Empresário foi indiciado por estelionato, organização criminosa, crime contra saúde pública e falsidade ideológica

Abilio Diniz mic
(Nacho Doce/Reuters)

Com relação ao seu indiciamento pela Polícia Federal nos autos da Operação Trapaça por estelionato, organização criminosa, crime contra saúde pública e falsidade ideológica, o empresário Abilio Diniz divulgou nota em que diz não ter cometido nenhuma irregularidade como presidente do Conselho de Administração da BRF.
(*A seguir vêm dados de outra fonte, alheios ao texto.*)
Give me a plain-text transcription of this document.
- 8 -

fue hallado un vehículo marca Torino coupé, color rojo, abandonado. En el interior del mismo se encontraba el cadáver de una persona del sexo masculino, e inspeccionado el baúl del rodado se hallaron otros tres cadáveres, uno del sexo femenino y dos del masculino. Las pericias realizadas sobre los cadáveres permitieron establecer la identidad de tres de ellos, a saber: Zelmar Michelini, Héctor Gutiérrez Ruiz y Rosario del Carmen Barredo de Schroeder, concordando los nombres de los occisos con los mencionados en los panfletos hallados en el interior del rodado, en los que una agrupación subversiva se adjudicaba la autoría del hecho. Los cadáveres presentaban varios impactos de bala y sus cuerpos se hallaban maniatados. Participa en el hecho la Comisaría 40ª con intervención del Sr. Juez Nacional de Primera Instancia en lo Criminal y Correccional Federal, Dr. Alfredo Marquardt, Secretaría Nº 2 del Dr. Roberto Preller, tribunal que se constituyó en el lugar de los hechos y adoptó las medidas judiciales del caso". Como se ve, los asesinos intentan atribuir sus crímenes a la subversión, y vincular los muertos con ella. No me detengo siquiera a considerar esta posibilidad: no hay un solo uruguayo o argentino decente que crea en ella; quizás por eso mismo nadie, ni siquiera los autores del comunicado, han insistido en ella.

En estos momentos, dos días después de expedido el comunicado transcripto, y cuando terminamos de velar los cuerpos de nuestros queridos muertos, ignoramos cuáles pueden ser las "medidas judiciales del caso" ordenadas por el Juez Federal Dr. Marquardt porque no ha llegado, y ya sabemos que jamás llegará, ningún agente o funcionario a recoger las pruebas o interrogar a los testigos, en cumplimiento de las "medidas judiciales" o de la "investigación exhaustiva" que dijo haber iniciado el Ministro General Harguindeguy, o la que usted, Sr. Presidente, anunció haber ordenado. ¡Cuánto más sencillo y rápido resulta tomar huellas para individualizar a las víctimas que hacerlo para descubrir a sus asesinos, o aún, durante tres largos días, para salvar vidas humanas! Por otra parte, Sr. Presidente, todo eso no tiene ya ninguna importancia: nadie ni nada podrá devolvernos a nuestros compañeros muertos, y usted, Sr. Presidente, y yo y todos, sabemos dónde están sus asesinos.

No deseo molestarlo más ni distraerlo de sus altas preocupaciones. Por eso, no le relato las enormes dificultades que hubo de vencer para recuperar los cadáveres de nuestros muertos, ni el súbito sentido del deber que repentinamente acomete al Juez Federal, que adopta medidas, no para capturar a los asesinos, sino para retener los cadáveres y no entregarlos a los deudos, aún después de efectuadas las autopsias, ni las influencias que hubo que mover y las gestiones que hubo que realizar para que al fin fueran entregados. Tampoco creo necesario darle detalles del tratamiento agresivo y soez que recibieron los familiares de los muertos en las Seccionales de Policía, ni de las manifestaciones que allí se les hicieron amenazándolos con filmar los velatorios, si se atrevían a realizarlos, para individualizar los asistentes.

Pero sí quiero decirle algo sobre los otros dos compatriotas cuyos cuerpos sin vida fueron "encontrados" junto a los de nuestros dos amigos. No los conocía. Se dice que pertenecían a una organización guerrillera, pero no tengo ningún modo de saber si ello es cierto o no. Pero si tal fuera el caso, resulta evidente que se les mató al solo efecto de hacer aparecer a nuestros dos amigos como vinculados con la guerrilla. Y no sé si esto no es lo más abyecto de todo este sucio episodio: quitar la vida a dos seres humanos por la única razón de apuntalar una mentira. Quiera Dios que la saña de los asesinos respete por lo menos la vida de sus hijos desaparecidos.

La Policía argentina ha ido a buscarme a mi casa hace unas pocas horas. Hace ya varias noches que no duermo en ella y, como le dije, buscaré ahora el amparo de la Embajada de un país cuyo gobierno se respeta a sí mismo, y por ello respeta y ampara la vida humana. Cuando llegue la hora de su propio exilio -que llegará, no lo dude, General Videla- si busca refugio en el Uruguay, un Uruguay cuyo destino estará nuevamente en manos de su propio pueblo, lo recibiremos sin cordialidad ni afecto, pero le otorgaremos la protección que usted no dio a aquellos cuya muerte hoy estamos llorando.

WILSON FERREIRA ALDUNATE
Segundo ele, "no relatório apresentado pela Polícia Federal não existem elementos que demonstrem irregularidades cometidas por Abilio Diniz". Ele diz que "é importante ressaltar que o indiciamento não indica culpa, mas apenas que a autoridade policial considera haver indícios de atos ilícitos, o que será apreciado ainda pelo Ministério Público".

Outros 42 investigados também foram indiciados pela PF,entre eles o ex-diretor-presidente global da BRF Pedro Faria.

O advogado Aloisio Medeiros, que defende Pedro Faria, diz em nota que "a respeito do relatório divulgado pela Polícia Federal no dia 15 de outubro de 2018, o senhor Pedro de Andrade Faria esclarece que jamais houve qualquer determinação da diretoria do Grupo BRF, muito menos de Pedro Faria, no sentido de acobertar quaisquer eventuais desconformidades relativas ao processo produtivo da companhia".

Ao contrário, ele sustenta, durante a administração de Pedro de Faria a empresa não poupou esforços e recursos para dotar as suas unidades dos mais modernos sistemas de controle sanitário de seus produtos".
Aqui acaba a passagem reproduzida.